The Federal Trade Commission sued Web retailer Amazon today for letting kids run up millions of dollars in charges without their parents' permission. The charges usually involve mobile apps, like games. The FTC wants Amazon to refund any money spent without parental approval on its Kindle devices.
A 4-year-old Mississippi girl who once appeared to be cured of the AIDS virus is no longer in remission. Her case had initially raised hopes for babies born to mothers with HIV. But federal health officials said today that new tests found signs of the virus in the child last week, after two years of clean results.
In Iraq, the rift between Kurds and Shiite Prime Minister Nouri al-Maliki deepened today. Kurdish ministers announced they will boycott weekly cabinet meetings after Maliki accused them of harboring Sunni militants who've captured Iraqi territory.
ROZ NOURI SHAWEZ, Deputy Prime Minister, Iraq (through interpreter):
We declare that we will not take part in the upcoming cabinet sessions to show our protest, and we cannot endure any more such behavior, statements and stances.

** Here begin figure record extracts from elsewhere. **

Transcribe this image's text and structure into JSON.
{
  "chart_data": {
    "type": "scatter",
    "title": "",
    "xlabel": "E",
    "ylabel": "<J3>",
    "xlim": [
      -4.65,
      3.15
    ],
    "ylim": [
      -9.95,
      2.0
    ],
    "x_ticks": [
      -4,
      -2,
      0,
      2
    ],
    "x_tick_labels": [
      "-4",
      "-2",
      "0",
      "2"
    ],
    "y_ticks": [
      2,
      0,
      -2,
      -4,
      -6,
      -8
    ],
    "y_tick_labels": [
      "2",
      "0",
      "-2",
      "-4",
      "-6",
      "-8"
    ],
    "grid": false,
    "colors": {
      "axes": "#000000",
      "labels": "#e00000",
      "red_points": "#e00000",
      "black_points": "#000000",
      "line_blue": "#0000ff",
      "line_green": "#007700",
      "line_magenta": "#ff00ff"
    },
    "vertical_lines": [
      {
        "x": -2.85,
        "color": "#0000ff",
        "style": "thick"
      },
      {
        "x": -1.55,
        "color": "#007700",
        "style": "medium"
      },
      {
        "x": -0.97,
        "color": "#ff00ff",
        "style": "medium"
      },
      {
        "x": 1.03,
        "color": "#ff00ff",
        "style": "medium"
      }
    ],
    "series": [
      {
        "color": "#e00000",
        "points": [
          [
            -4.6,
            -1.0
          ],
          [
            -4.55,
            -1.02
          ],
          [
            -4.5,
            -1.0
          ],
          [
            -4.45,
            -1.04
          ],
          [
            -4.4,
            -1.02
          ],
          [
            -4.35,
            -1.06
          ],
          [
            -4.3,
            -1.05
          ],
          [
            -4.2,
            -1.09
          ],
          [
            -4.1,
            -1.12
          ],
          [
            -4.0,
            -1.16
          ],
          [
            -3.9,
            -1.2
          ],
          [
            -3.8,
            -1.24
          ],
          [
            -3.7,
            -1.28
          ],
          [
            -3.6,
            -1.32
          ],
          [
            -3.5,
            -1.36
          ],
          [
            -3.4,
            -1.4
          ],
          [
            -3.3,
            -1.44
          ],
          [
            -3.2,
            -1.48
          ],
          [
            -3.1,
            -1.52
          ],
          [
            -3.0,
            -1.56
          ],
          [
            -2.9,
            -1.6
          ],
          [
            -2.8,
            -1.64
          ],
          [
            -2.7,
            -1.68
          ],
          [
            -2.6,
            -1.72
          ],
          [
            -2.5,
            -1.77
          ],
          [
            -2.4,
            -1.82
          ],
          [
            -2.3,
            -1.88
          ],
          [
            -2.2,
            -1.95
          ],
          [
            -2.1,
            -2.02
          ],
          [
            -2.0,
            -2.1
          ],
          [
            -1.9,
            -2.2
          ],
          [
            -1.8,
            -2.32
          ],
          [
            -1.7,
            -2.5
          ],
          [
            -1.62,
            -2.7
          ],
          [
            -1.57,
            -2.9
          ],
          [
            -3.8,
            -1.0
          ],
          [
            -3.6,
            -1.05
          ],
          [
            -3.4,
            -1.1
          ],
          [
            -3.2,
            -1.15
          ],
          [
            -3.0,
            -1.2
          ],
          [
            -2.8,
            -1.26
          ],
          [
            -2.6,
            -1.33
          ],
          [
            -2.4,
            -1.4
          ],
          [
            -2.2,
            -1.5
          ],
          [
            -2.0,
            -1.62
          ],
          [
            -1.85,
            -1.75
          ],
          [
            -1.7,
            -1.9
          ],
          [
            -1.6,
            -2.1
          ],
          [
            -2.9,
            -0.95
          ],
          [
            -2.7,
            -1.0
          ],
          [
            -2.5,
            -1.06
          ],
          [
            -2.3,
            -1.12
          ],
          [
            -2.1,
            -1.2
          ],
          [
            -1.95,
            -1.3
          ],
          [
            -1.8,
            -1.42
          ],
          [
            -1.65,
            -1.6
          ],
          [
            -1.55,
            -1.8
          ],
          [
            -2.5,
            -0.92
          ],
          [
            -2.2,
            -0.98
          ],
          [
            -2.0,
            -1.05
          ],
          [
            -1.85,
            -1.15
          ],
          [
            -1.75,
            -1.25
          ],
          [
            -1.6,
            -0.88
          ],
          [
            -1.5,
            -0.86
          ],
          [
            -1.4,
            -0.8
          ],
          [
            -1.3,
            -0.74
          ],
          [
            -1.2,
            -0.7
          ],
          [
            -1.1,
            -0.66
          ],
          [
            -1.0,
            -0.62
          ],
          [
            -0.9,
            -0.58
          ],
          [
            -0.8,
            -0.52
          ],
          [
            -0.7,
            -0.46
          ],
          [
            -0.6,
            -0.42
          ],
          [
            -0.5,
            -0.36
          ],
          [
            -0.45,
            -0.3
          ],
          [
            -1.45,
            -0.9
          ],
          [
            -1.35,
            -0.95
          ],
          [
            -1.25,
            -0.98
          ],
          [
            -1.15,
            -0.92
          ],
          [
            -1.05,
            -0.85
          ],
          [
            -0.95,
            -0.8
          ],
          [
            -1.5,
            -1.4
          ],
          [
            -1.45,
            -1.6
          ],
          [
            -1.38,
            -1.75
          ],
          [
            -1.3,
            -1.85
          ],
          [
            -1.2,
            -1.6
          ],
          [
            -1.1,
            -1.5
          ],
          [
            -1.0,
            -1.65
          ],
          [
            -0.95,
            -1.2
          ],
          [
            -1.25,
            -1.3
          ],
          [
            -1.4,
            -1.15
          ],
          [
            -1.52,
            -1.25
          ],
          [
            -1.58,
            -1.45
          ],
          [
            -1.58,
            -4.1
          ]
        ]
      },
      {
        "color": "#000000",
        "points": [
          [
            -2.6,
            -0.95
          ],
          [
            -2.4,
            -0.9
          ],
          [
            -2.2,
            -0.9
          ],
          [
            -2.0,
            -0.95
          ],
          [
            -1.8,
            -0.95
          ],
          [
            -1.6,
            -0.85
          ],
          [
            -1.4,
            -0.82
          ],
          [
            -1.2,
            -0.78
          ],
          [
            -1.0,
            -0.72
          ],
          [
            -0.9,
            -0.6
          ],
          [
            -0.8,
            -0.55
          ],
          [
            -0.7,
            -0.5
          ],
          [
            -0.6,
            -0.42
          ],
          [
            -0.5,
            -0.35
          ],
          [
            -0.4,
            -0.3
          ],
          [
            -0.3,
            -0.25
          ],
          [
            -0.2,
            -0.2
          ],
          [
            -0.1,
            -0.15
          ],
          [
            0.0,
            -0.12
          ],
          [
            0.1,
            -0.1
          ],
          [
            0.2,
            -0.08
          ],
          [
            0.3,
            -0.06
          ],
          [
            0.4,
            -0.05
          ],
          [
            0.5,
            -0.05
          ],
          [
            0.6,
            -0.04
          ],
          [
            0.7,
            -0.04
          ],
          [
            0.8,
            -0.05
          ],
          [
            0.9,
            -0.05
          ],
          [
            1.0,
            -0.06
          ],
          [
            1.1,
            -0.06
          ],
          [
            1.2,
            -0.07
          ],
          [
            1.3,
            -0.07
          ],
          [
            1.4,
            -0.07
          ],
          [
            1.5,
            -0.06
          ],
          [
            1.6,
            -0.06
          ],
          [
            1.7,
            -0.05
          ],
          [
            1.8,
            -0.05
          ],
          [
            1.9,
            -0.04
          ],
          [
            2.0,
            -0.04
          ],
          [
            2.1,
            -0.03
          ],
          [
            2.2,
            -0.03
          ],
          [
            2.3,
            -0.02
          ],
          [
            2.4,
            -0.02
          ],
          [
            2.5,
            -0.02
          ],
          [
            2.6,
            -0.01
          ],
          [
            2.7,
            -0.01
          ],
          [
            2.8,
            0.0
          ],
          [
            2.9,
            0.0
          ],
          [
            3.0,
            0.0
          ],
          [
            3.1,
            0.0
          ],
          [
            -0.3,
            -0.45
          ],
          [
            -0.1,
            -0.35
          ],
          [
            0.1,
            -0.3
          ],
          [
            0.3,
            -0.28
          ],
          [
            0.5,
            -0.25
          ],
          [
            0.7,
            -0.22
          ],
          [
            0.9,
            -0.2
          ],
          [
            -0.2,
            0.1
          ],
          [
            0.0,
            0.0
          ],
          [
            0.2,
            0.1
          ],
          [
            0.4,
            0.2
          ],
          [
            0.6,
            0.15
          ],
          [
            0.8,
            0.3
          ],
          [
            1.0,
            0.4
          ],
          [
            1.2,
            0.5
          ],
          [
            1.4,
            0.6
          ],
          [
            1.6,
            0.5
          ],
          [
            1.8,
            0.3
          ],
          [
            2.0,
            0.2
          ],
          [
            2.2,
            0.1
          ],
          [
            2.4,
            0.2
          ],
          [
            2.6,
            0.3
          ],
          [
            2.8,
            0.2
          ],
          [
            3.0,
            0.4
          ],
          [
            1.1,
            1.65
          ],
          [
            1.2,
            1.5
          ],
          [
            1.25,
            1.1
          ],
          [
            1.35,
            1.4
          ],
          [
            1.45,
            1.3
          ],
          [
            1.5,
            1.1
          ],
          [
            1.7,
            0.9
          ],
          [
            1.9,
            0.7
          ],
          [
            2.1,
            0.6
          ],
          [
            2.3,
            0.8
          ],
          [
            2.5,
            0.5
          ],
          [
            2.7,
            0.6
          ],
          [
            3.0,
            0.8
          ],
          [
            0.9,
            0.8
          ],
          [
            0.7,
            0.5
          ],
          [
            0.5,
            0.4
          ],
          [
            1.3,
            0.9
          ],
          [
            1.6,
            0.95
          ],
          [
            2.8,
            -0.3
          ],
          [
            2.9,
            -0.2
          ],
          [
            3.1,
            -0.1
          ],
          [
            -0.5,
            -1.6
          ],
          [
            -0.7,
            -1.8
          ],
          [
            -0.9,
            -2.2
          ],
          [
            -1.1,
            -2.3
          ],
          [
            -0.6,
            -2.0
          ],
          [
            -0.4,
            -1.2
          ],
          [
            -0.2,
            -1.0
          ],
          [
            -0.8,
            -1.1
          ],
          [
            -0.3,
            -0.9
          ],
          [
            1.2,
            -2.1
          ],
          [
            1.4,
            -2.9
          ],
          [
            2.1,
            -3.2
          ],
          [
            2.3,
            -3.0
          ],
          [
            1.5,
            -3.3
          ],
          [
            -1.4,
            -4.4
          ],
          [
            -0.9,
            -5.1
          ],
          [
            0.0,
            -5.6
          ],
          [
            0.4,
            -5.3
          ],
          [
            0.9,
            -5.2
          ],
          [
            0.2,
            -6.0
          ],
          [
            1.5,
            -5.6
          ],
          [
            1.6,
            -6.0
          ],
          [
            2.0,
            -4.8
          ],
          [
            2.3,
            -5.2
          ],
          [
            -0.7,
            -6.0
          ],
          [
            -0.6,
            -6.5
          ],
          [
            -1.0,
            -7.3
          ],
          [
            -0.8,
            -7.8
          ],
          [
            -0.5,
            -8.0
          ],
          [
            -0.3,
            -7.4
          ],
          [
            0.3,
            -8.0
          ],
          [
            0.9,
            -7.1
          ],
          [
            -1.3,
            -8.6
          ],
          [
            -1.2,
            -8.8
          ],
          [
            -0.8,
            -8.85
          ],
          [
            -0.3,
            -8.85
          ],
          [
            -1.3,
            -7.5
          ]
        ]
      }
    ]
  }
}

The Kurds have infuriated Maliki by seizing Kirkuk and its oil reserves and moving toward a referendum on independence from Iraq.
The Pakistani military claimed major progress today in a bid to drive militant fighters out of a longtime stronghold. Army leaders said their forces now control 80 percent of Miranshah, the largest town in North Waziristan. The news came as Pakistani intelligence reported that a U.S. drone strike killed six militants in the same region.
A financial scare at a major bank in Portugal sent European markets down today, and Wall Street followed. The Dow Jones industrial average lost 70 points to close at 16,915; the Nasdaq fell more than 22 points to close at 4,396; and the S&P 500 dropped eight to 1,964.